I'd say, Babbo's pasta tasting menu $69 (plus drinks+tax+tip), worths every penny; making pasta at home with loved ones, priceless.

Below are more detailed comments and recipes from my experiments:

Basic Pasta Dough:
Pasta dough involves only flour, egg and olive oil. We use KitchenAid mixer, but kneading with hands is easy and fast too. (However, in the second stage- roll out and cut the dough sheets , electric pasta attachment is much faster and easier than hands.) My basic pasta dough recipe is slightly different from Babbo book. I find Babbo book's suggestion of flour portion a little too much. Certainly one should adjust according to the humidity in the air and size of eggs.

My basic dough recipe:
about 1 1/4 cup flour
2 eggs (I use Eggland's Best Grade A Organic eggs, they are not big)
1/4 tsp extra virgin olive oil
serving: 4

As a rule of thumb, don't put all flour in the beginning. I always start with 1 cup flour, add eggs and oil. Then use "stir" on the KitchenAid, if too sticky, I gradually add more flour (most of time up to about 1/4 cup). When a rough ball forms, I use setting "2" to mix for a few minutes to make a smooth ball.

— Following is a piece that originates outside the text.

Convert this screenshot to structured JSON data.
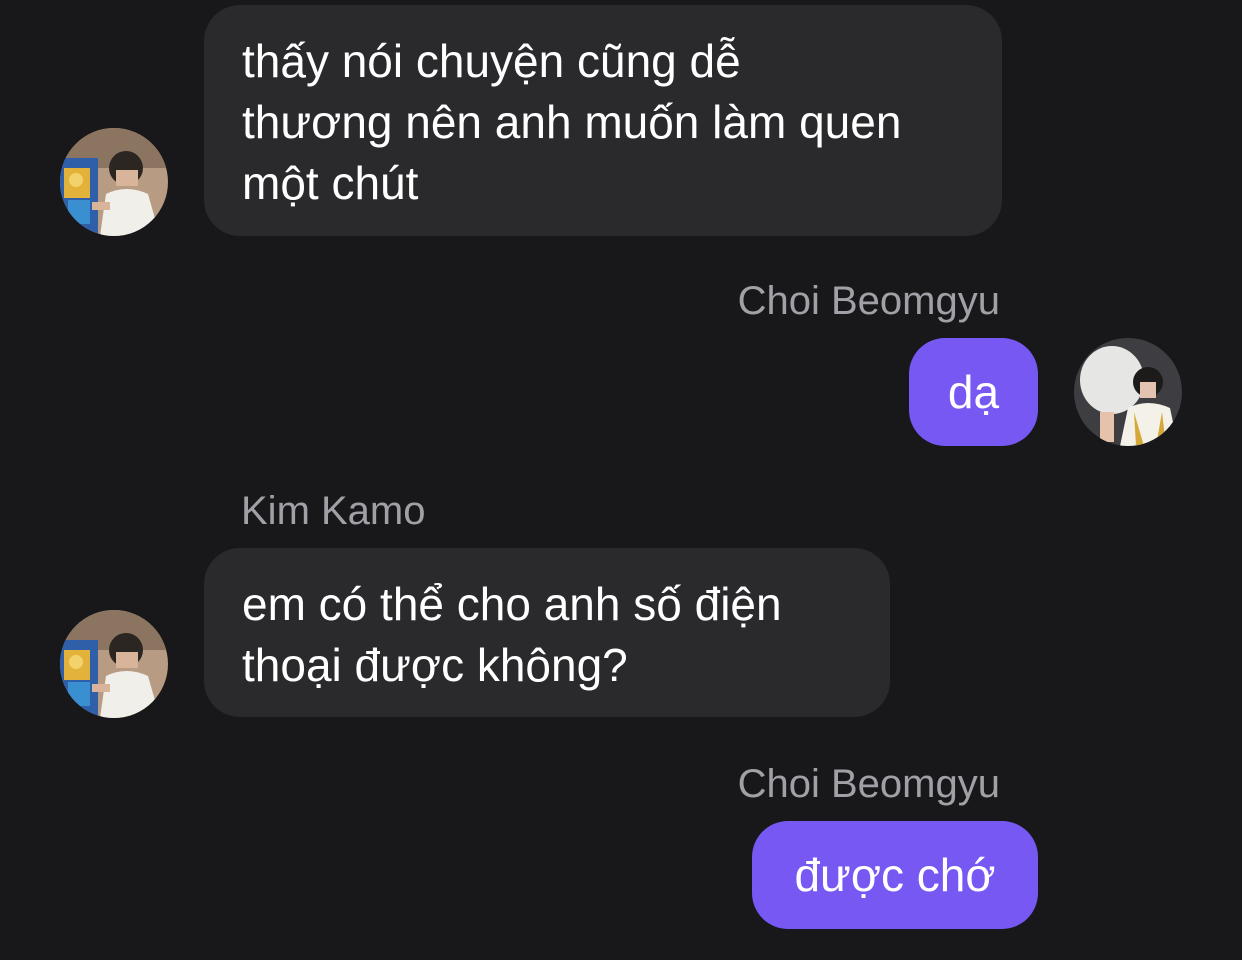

Wrap dough in plastic wrap tightly and rest it in room temperature for 30min. This allows the gluten in the flour to develop.

Semolina flour or whole wheat flour?
You can use 100% semolina flour or mix in just some. I found semolina flour has lower yields. Have not tried whole wheat yet, certainly should try. (In pizza dough, when we mix in whole wheat, we add honey to mask its grainy taste.)

Other ingredients?
I've mixed in shocked mint, black pepper, roasted pumpkin and chestnuts too.

Cutting/Shaping:
We have the KitchenAid attachment set: a roller, a fettuccine cutter, a speghetti cutter. We most often just use the roller to flatten the dough into sheets, because we like to make pappardelle and ravioli most.

For Pappardelle, we roll out the dough to setting #4. For ravioli sheets, we roll to setting #5. (In Babbo book, it suggests the thinnest setting for ravioli, it did not indicate if using KitchenAid. We tried it on KitchenAid and found it too thin. We like the dough part to have some body, not paper thin.)

I don't use any mold to make ravioli. To use any mold, you have to roll the pasta sheet into a size that fits the mold first, that requires some exact "calculating" (which adds nothing to taste). Using mold also means having to washing it, need for storage space, etc. I prefer the simplest and fastest: fold pasta sheet corner to guide cutting into squares, put filling in the middle, fold diagonally to form a triangle and press the sides to close. (As seen in album above.)

Boiling:
In my experience, for perfectly al dente, it often means 1 minute's boiling for pappardelle, and about 1.5-2 minutes' for ravioli. It's crucial to remember that pasta continues to cook after you take it out of boiling water and put it on the plate.

Sauce/filling:
As
a Chinese, I learned about pasta making and traditional sauces like bolognese from cookbook recipes. But I did not follow any recipe to create sauces/fillings I mentioned above and presented in the album. My creations are based on principles in traditional recipes, with inspirations from what's fresh/seasonal in the market, what I had in the fridge/pantry, my travels, and with a desire to always make something different, interesting and tasty.

And principle in traditional pasta sauce/filling is simple, the main ingredients often consist of base vegetable flavors (onion+celery+carrot), fragrance enhancer (such as garlic), meats, liquid flavoring (such as wine/liquor, tomato sauce), herbs and salt & pepper. Play with the elements! In my red wine short rib ravioli filling, I used only onion, celery, boneless short rib, red wine, thyme, salt and pepper.

Here is my twist of traditonal veal Bolognese. I used very little tomato sauce and used dry Vermonth instead of wine.
onion 1 small
celery 2 stalks
carrot 1 pcs
garlic 4 gloves
veal, ground* 1/3 Ibs
pork, ground* 1/3 Ibs
crushed tomato sauce 4 tbs
milk 1/4 cup
Vermonth 1/4 cup
thyme sprigs
S&P


*I like to ground meat myself using my santoku knife. I found the ready ground meat too fine, I want a little more body and texture. I got veal stew chunks and pork butt from Whole Foods, cut them into smaller pieces and with the Santoku knife, just a few minutes, I got the ground meat in fineness I prefer.